Regel Nummer 3: Nur mit dunkler Schokolade wird es richtig gut

Was wäre ein Brownie ohne Schokolade? Das wäre wie Apfelstreusel ohne Äpfel oder Butterkuchen ohne Butter. Da die Qualität des Brownies mit der Qualität der Schokolade steht und fällt, gilt es herauszufinden, welche Schokolade die Beste ist. Deine Lieblingsschokolade, Kuvertüre oder doch lieber Zartbitterschokolade? Wir empfehlen ganz klar dunkle Schokolade, denn Zartbitterschokolade hat einen höheren Fettgehalt und eignet sich bestens zum Überziehen von Torten, Gebäck und Pralinen. Also: Je dunkler, desto besser!

Regel Nummer 4: Kenne deinen Ofen

Du hast alle Zutaten beisammen und fachmännisch zusammengemischt? Das Schlimmste, was dir jetzt passieren kann: Ein Malheur mit dem Ofen. Zu heiß, zu kalt, zu schnell, zu langsam. Behalte deine Brownies besonders gegen Ende der Backzeit im Auge. Mache am besten 5-7 Minuten vor dem Ende der angegebenen Backzeit eine Stäbchenprobe. Wenn nichts mehr am Stäbchen zurückbleibt, solltest du das Blech schleunigst herausholen. Dann waren die Brownies schon zu lange im Ofen. Beim perfekten Brownie bleibt beim Stäbchentest immer noch etwas Teig zurück. Deshalb lieber zu früh als zu spät den Ofen ausstellen.

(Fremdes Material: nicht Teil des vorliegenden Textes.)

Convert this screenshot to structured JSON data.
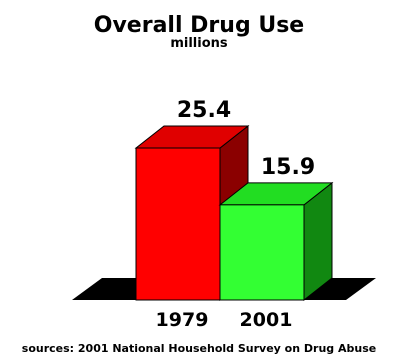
{
  "chart_data": {
    "type": "bar",
    "title": "Overall Drug Use",
    "subtitle": "millions",
    "categories": [
      "1979",
      "2001"
    ],
    "values": [
      25.4,
      15.9
    ],
    "data_labels": [
      "25.4",
      "15.9"
    ],
    "colors": {
      "1979": {
        "front": "#ff0000",
        "side": "#8b0000",
        "top": "#e00000"
      },
      "2001": {
        "front": "#33ff33",
        "side": "#118811",
        "top": "#22dd22"
      },
      "floor": "#000000"
    },
    "style": "3d",
    "grid": false,
    "legend": "none",
    "ylim": [
      0,
      25.4
    ]
  },
  "source": "sources: 2001 National Household Survey on Drug Abuse"
}
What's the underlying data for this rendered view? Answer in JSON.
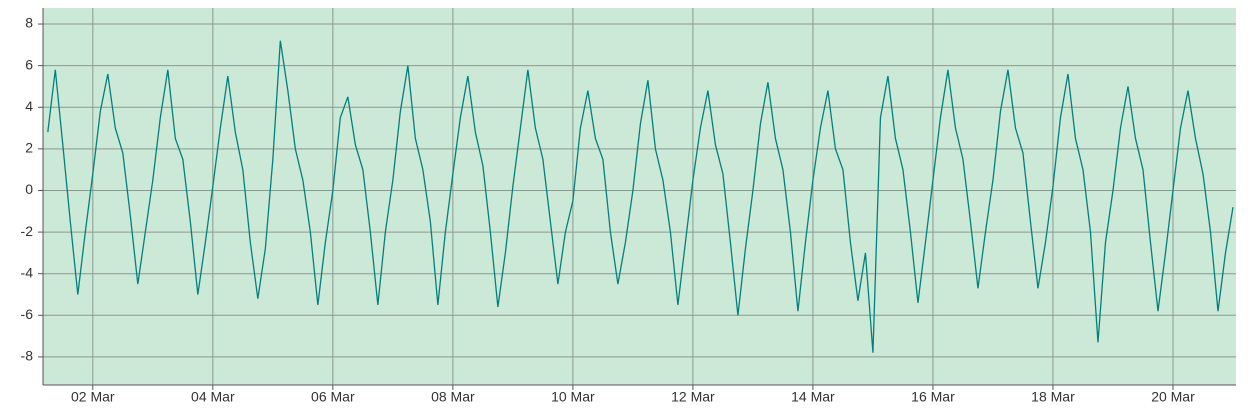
{
  "chart_data": {
    "type": "line",
    "x": [
      1.25,
      1.375,
      1.5,
      1.625,
      1.75,
      1.875,
      2,
      2.125,
      2.25,
      2.375,
      2.5,
      2.625,
      2.75,
      2.875,
      3,
      3.125,
      3.25,
      3.375,
      3.5,
      3.625,
      3.75,
      3.875,
      4,
      4.125,
      4.25,
      4.375,
      4.5,
      4.625,
      4.75,
      4.875,
      5,
      5.125,
      5.25,
      5.375,
      5.5,
      5.625,
      5.75,
      5.875,
      6,
      6.125,
      6.25,
      6.375,
      6.5,
      6.625,
      6.75,
      6.875,
      7,
      7.125,
      7.25,
      7.375,
      7.5,
      7.625,
      7.75,
      7.875,
      8,
      8.125,
      8.25,
      8.375,
      8.5,
      8.625,
      8.75,
      8.875,
      9,
      9.125,
      9.25,
      9.375,
      9.5,
      9.625,
      9.75,
      9.875,
      10,
      10.125,
      10.25,
      10.375,
      10.5,
      10.625,
      10.75,
      10.875,
      11,
      11.125,
      11.25,
      11.375,
      11.5,
      11.625,
      11.75,
      11.875,
      12,
      12.125,
      12.25,
      12.375,
      12.5,
      12.625,
      12.75,
      12.875,
      13,
      13.125,
      13.25,
      13.375,
      13.5,
      13.625,
      13.75,
      13.875,
      14,
      14.125,
      14.25,
      14.375,
      14.5,
      14.625,
      14.75,
      14.875,
      15,
      15.125,
      15.25,
      15.375,
      15.5,
      15.625,
      15.75,
      15.875,
      16,
      16.125,
      16.25,
      16.375,
      16.5,
      16.625,
      16.75,
      16.875,
      17,
      17.125,
      17.25,
      17.375,
      17.5,
      17.625,
      17.75,
      17.875,
      18,
      18.125,
      18.25,
      18.375,
      18.5,
      18.625,
      18.75,
      18.875,
      19,
      19.125,
      19.25,
      19.375,
      19.5,
      19.625,
      19.75,
      19.875,
      20,
      20.125,
      20.25,
      20.375,
      20.5,
      20.625,
      20.75,
      20.875,
      21
    ],
    "series": [
      {
        "color": "#008080",
        "values": [
          2.8,
          5.8,
          2.2,
          -1.5,
          -5.0,
          -2.0,
          0.8,
          3.8,
          5.6,
          3.0,
          1.8,
          -1.2,
          -4.5,
          -2.0,
          0.5,
          3.5,
          5.8,
          2.5,
          1.5,
          -1.5,
          -5.0,
          -2.5,
          0.2,
          3.0,
          5.5,
          2.8,
          1.0,
          -2.5,
          -5.2,
          -2.8,
          1.5,
          7.2,
          4.8,
          2.0,
          0.5,
          -2.0,
          -5.5,
          -2.5,
          0.0,
          3.5,
          4.5,
          2.2,
          1.0,
          -2.0,
          -5.5,
          -2.0,
          0.5,
          3.8,
          6.0,
          2.5,
          1.0,
          -1.5,
          -5.5,
          -2.0,
          0.8,
          3.5,
          5.5,
          2.8,
          1.2,
          -2.0,
          -5.6,
          -3.0,
          0.2,
          3.0,
          5.8,
          3.0,
          1.5,
          -1.5,
          -4.5,
          -2.0,
          -0.5,
          3.0,
          4.8,
          2.5,
          1.5,
          -2.0,
          -4.5,
          -2.5,
          0.0,
          3.2,
          5.3,
          2.0,
          0.5,
          -2.0,
          -5.5,
          -2.5,
          0.5,
          3.0,
          4.8,
          2.2,
          0.8,
          -2.5,
          -6.0,
          -2.8,
          0.0,
          3.2,
          5.2,
          2.5,
          1.0,
          -2.0,
          -5.8,
          -2.5,
          0.5,
          3.0,
          4.8,
          2.0,
          1.0,
          -2.5,
          -5.3,
          -3.0,
          -7.8,
          3.5,
          5.5,
          2.5,
          1.0,
          -2.0,
          -5.4,
          -2.5,
          0.5,
          3.5,
          5.8,
          3.0,
          1.5,
          -1.5,
          -4.7,
          -2.0,
          0.5,
          3.8,
          5.8,
          3.0,
          1.8,
          -1.5,
          -4.7,
          -2.5,
          0.2,
          3.5,
          5.6,
          2.5,
          1.0,
          -2.0,
          -7.3,
          -2.5,
          0.0,
          3.0,
          5.0,
          2.5,
          1.0,
          -2.5,
          -5.8,
          -3.0,
          0.0,
          3.0,
          4.8,
          2.5,
          0.8,
          -2.0,
          -5.8,
          -3.0,
          -0.8
        ]
      }
    ],
    "xlim": [
      1.17,
      21.05
    ],
    "xticks": [
      {
        "value": 2,
        "label": "02 Mar"
      },
      {
        "value": 4,
        "label": "04 Mar"
      },
      {
        "value": 6,
        "label": "06 Mar"
      },
      {
        "value": 8,
        "label": "08 Mar"
      },
      {
        "value": 10,
        "label": "10 Mar"
      },
      {
        "value": 12,
        "label": "12 Mar"
      },
      {
        "value": 14,
        "label": "14 Mar"
      },
      {
        "value": 16,
        "label": "16 Mar"
      },
      {
        "value": 18,
        "label": "18 Mar"
      },
      {
        "value": 20,
        "label": "20 Mar"
      }
    ],
    "ylim": [
      -9.35,
      8.77
    ],
    "yticks": [
      -8,
      -6,
      -4,
      -2,
      0,
      2,
      4,
      6,
      8
    ],
    "grid": true,
    "background": "#cce8d6"
  }
}
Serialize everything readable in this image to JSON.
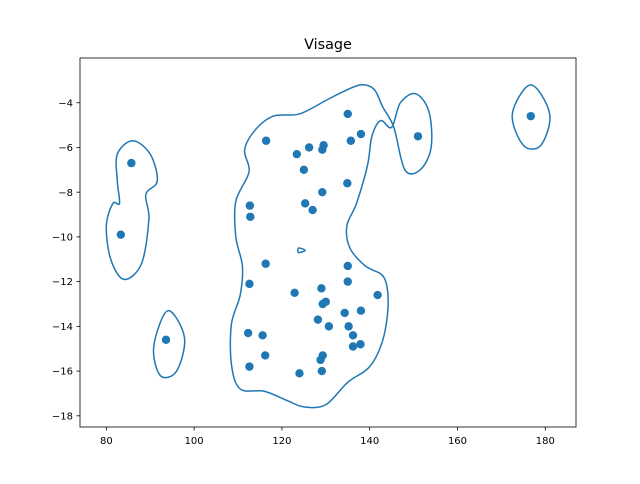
{
  "chart_data": {
    "type": "scatter",
    "title": "Visage",
    "xlabel": "",
    "ylabel": "",
    "xlim": [
      74,
      187
    ],
    "ylim": [
      -18.5,
      -2
    ],
    "x_ticks": [
      80,
      100,
      120,
      140,
      160,
      180
    ],
    "y_ticks": [
      -18,
      -16,
      -14,
      -12,
      -10,
      -8,
      -6,
      -4
    ],
    "grid": false,
    "colors": {
      "points": "#1f77b4",
      "contour": "#1f77b4"
    },
    "points": [
      {
        "x": 85.7,
        "y": -6.7
      },
      {
        "x": 83.3,
        "y": -9.9
      },
      {
        "x": 93.6,
        "y": -14.6
      },
      {
        "x": 116.4,
        "y": -5.7
      },
      {
        "x": 112.7,
        "y": -8.6
      },
      {
        "x": 112.8,
        "y": -9.1
      },
      {
        "x": 116.3,
        "y": -11.2
      },
      {
        "x": 112.6,
        "y": -12.1
      },
      {
        "x": 112.3,
        "y": -14.3
      },
      {
        "x": 115.6,
        "y": -14.4
      },
      {
        "x": 116.2,
        "y": -15.3
      },
      {
        "x": 112.6,
        "y": -15.8
      },
      {
        "x": 123.4,
        "y": -6.3
      },
      {
        "x": 126.2,
        "y": -6.0
      },
      {
        "x": 129.2,
        "y": -6.1
      },
      {
        "x": 129.5,
        "y": -5.9
      },
      {
        "x": 125.0,
        "y": -7.0
      },
      {
        "x": 129.2,
        "y": -8.0
      },
      {
        "x": 125.3,
        "y": -8.5
      },
      {
        "x": 127.0,
        "y": -8.8
      },
      {
        "x": 135.0,
        "y": -4.5
      },
      {
        "x": 135.7,
        "y": -5.7
      },
      {
        "x": 138.0,
        "y": -5.4
      },
      {
        "x": 134.9,
        "y": -7.6
      },
      {
        "x": 135.0,
        "y": -11.3
      },
      {
        "x": 135.0,
        "y": -12.0
      },
      {
        "x": 122.9,
        "y": -12.5
      },
      {
        "x": 129.0,
        "y": -12.3
      },
      {
        "x": 129.3,
        "y": -13.0
      },
      {
        "x": 130.0,
        "y": -12.9
      },
      {
        "x": 128.2,
        "y": -13.7
      },
      {
        "x": 130.7,
        "y": -14.0
      },
      {
        "x": 134.3,
        "y": -13.4
      },
      {
        "x": 135.2,
        "y": -14.0
      },
      {
        "x": 136.2,
        "y": -14.4
      },
      {
        "x": 138.0,
        "y": -13.3
      },
      {
        "x": 141.8,
        "y": -12.6
      },
      {
        "x": 136.2,
        "y": -14.9
      },
      {
        "x": 137.9,
        "y": -14.8
      },
      {
        "x": 129.3,
        "y": -15.3
      },
      {
        "x": 128.8,
        "y": -15.5
      },
      {
        "x": 129.1,
        "y": -16.0
      },
      {
        "x": 124.0,
        "y": -16.1
      },
      {
        "x": 151.0,
        "y": -5.5
      },
      {
        "x": 176.7,
        "y": -4.6
      }
    ],
    "contour": [
      [
        [
          86,
          -5.7
        ],
        [
          90,
          -6.3
        ],
        [
          91.6,
          -7.5
        ],
        [
          89,
          -8.1
        ],
        [
          89.7,
          -9.2
        ],
        [
          88,
          -11.2
        ],
        [
          84,
          -11.9
        ],
        [
          81,
          -11
        ],
        [
          80,
          -9.5
        ],
        [
          81.5,
          -8.5
        ],
        [
          83,
          -8.5
        ],
        [
          82.5,
          -7.5
        ],
        [
          82.5,
          -6.3
        ],
        [
          86,
          -5.7
        ]
      ],
      [
        [
          94,
          -13.3
        ],
        [
          97.8,
          -14.5
        ],
        [
          96,
          -16
        ],
        [
          92.3,
          -16.2
        ],
        [
          90.8,
          -14.9
        ],
        [
          94,
          -13.3
        ]
      ],
      [
        [
          176.7,
          -3.2
        ],
        [
          181,
          -4.5
        ],
        [
          179,
          -5.9
        ],
        [
          175,
          -5.9
        ],
        [
          172.5,
          -4.5
        ],
        [
          176.7,
          -3.2
        ]
      ],
      [
        [
          138,
          -3.2
        ],
        [
          134,
          -3.5
        ],
        [
          130,
          -3.9
        ],
        [
          124,
          -4.5
        ],
        [
          118,
          -4.6
        ],
        [
          114,
          -5.2
        ],
        [
          111.5,
          -6.1
        ],
        [
          112.5,
          -7.1
        ],
        [
          109.5,
          -8.4
        ],
        [
          109.5,
          -10
        ],
        [
          111,
          -11.3
        ],
        [
          110.5,
          -12.6
        ],
        [
          108.5,
          -13.9
        ],
        [
          108.5,
          -15.7
        ],
        [
          110.5,
          -16.8
        ],
        [
          116,
          -16.9
        ],
        [
          121,
          -17.3
        ],
        [
          125,
          -17.6
        ],
        [
          130,
          -17.5
        ],
        [
          135,
          -16.5
        ],
        [
          140,
          -15.8
        ],
        [
          143,
          -14.6
        ],
        [
          144.2,
          -13
        ],
        [
          143.2,
          -11.8
        ],
        [
          139,
          -11.3
        ],
        [
          135.5,
          -10.5
        ],
        [
          134.8,
          -9.5
        ],
        [
          137,
          -8.5
        ],
        [
          139.5,
          -6.8
        ],
        [
          140.5,
          -5.5
        ],
        [
          142.5,
          -4.8
        ],
        [
          145,
          -5.1
        ],
        [
          147,
          -4
        ],
        [
          150.5,
          -3.6
        ],
        [
          153.5,
          -4.4
        ],
        [
          154,
          -6
        ],
        [
          151.5,
          -7
        ],
        [
          148,
          -7
        ],
        [
          145.5,
          -5.1
        ],
        [
          143,
          -4.2
        ],
        [
          141,
          -3.4
        ],
        [
          138,
          -3.2
        ]
      ],
      [
        [
          123.8,
          -10.5
        ],
        [
          125.3,
          -10.6
        ],
        [
          123.8,
          -10.7
        ],
        [
          123.8,
          -10.5
        ]
      ]
    ]
  }
}
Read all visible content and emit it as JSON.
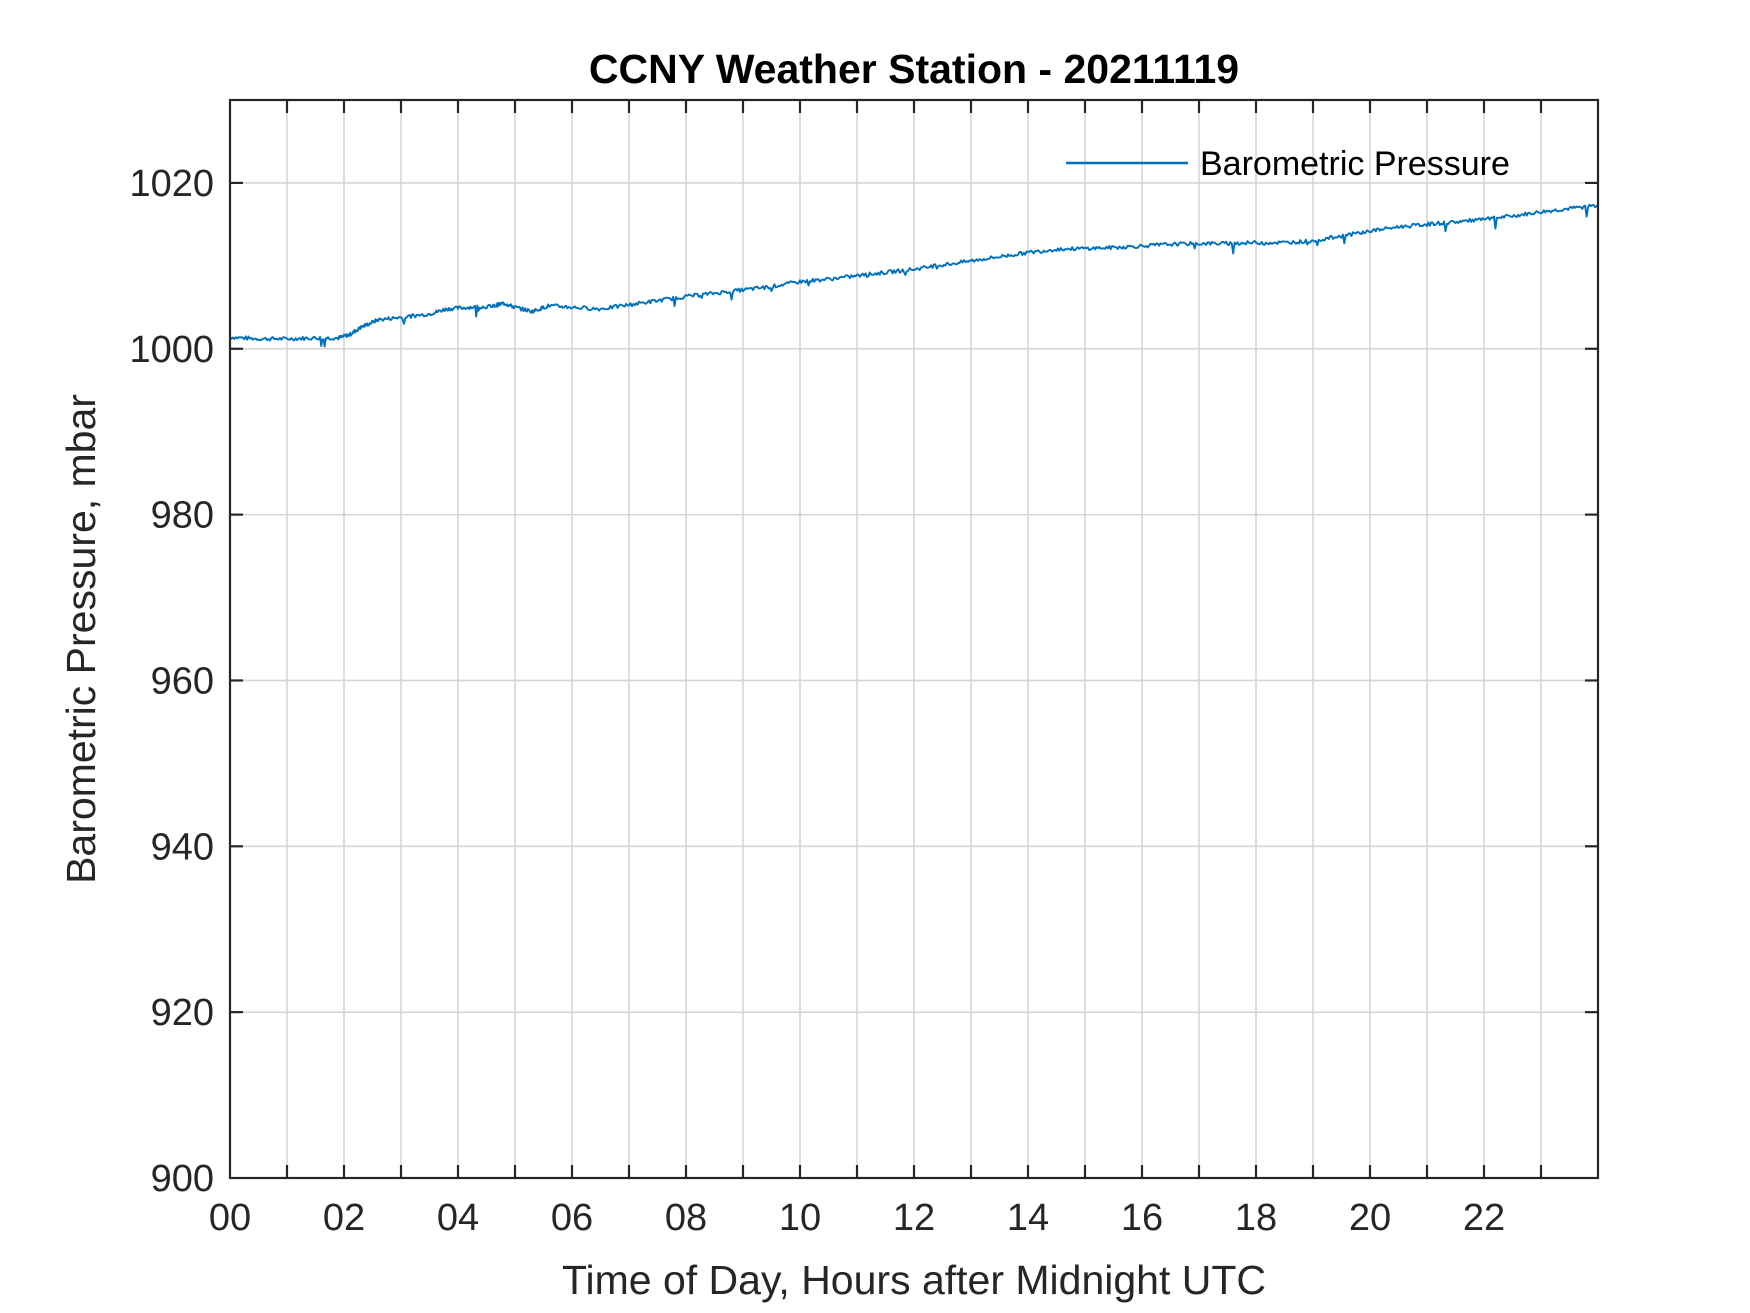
{
  "chart_data": {
    "type": "line",
    "title": "CCNY Weather Station - 20211119",
    "xlabel": "Time of Day, Hours after Midnight UTC",
    "ylabel": "Barometric Pressure, mbar",
    "xlim": [
      0,
      24
    ],
    "ylim": [
      900,
      1030
    ],
    "xticks": [
      0,
      2,
      4,
      6,
      8,
      10,
      12,
      14,
      16,
      18,
      20,
      22
    ],
    "xtick_labels": [
      "00",
      "02",
      "04",
      "06",
      "08",
      "10",
      "12",
      "14",
      "16",
      "18",
      "20",
      "22"
    ],
    "yticks": [
      900,
      920,
      940,
      960,
      980,
      1000,
      1020
    ],
    "ytick_labels": [
      "900",
      "920",
      "940",
      "960",
      "980",
      "1000",
      "1020"
    ],
    "grid": true,
    "grid_minor_x_step": 1,
    "legend_position": "top-right",
    "series": [
      {
        "name": "Barometric Pressure",
        "color": "#0072BD",
        "x": [
          0,
          0.5,
          1,
          1.5,
          1.9,
          2.1,
          2.3,
          2.6,
          3.0,
          3.5,
          3.8,
          4.2,
          4.6,
          4.8,
          5.0,
          5.3,
          5.6,
          6.0,
          6.5,
          7.0,
          7.5,
          8.0,
          8.5,
          9.0,
          9.5,
          10.0,
          10.5,
          11.0,
          11.5,
          12.0,
          12.5,
          13.0,
          13.5,
          14.0,
          14.5,
          15.0,
          15.5,
          16.0,
          16.5,
          17.0,
          17.5,
          18.0,
          18.5,
          19.0,
          19.5,
          20.0,
          20.5,
          21.0,
          21.5,
          22.0,
          22.5,
          23.0,
          23.5,
          24.0
        ],
        "values": [
          1001.4,
          1001.2,
          1001.2,
          1001.3,
          1001.3,
          1001.7,
          1002.6,
          1003.5,
          1003.8,
          1004.2,
          1004.8,
          1005.0,
          1005.1,
          1005.5,
          1005.0,
          1004.5,
          1005.2,
          1005.0,
          1004.8,
          1005.3,
          1005.8,
          1006.3,
          1006.7,
          1007.1,
          1007.5,
          1008.1,
          1008.4,
          1008.8,
          1009.2,
          1009.6,
          1010.1,
          1010.6,
          1011.1,
          1011.6,
          1012.0,
          1012.1,
          1012.2,
          1012.4,
          1012.6,
          1012.7,
          1012.7,
          1012.8,
          1012.8,
          1013.0,
          1013.6,
          1014.2,
          1014.7,
          1015.0,
          1015.3,
          1015.6,
          1016.0,
          1016.5,
          1016.9,
          1017.3
        ]
      }
    ]
  }
}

Regel Nummer 6: Trainiere deine mentale Stärke

Brownies sollten nach dem Backen erst einmal auskühlen. Das heißt, du musst dich beherrschen, und das für mindestens 6 Stunden oder am besten über Nacht. Sprich dabei am besten immer wieder dein persönliches Brownie-Mantra: Ob es ein Ooooooom, ein Aaaaah oder ein nomnomnom ist… es wird dir ganz sicher helfen, die Wartezeit zu überstehen. Der Genuss danach entschädigt für alles. Sprich das Mantra auch jedes Mal dann aus, wenn du das erste Stück eines frisch gebackenen Brownies abbeißt. So weißt du die hohe Kunst des Brownie-Backens immer zu schätzen.